Curiously, on Henry VII’s accession and for years afterwards the new monarch
made no reference to the murder of the Princes as one of the justifications for
overthrowing Richard, as surely would have been logical if the Princes had in
fact been murdered by him. Now if Richard were a usurper, and Edward V were still
alive at the time of the Battle of Bosworth Field, Henry VII would not be king:
Edward V would be. Therefore Henry VII would have had an interest in killing
the princes if they were still alive when he seized the throne. This is the
case made out by Sir Clements Markham who, incidentally, was a remarkable
polymath: a writer of books about Peru, the translator of Garcilaso de la Vega
Inca, founder of the world rubber industry by arranging the smuggling of rubber
seeds to Asia from the Amazon Basin, promoter of Polar exploration, as well as
historian of Richard III.
Though
the evidence about the murder of the Princes is decisive in neither direction,
almost nobody fails to take up a strong position on Richard’s guilt or
innocence. It is as though the figure of Richard awakens every man’s inner
Manichaean: either he is a parfit gentil knight or a monster of depravity. We
take up a position according to our inclination. Those who defend him supply
him with all the virtues: he was a wise legislator, a brave warrior, a loyal
brother, an uxorious husband, a fond father, modest and beloved of the people.
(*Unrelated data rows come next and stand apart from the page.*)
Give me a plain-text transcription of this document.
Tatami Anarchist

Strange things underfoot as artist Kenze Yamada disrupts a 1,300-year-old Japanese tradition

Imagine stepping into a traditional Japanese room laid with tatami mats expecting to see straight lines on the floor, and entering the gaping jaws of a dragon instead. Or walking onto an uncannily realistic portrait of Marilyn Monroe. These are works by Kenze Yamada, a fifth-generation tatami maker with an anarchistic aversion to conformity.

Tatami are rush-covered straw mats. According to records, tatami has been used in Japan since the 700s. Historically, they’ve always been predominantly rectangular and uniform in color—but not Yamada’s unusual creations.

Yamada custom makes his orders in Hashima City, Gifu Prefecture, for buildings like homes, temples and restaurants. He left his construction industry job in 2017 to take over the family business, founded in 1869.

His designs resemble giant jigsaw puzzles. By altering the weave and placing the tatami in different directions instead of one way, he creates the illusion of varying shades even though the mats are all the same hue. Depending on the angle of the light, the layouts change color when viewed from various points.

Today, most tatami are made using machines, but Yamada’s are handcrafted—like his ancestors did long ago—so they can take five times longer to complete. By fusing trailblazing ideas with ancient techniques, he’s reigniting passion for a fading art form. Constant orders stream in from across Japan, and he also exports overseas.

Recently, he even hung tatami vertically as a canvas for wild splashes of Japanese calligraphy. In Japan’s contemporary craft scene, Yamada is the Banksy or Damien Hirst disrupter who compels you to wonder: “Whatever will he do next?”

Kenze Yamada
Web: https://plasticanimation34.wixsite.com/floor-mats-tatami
How his detractors portray him requires no elaboration. They hold to their
positions with a strength disproportionate to the evidence.
It is
only right that Shakespeare should have the last word, however, because he said
almost everything that can be thought. His Richard was the first Nietzschean:
Conscience is but a word that cowards use, Devis’d at first to keep the strong in awe; Our strong arms be our conscience, swords our law!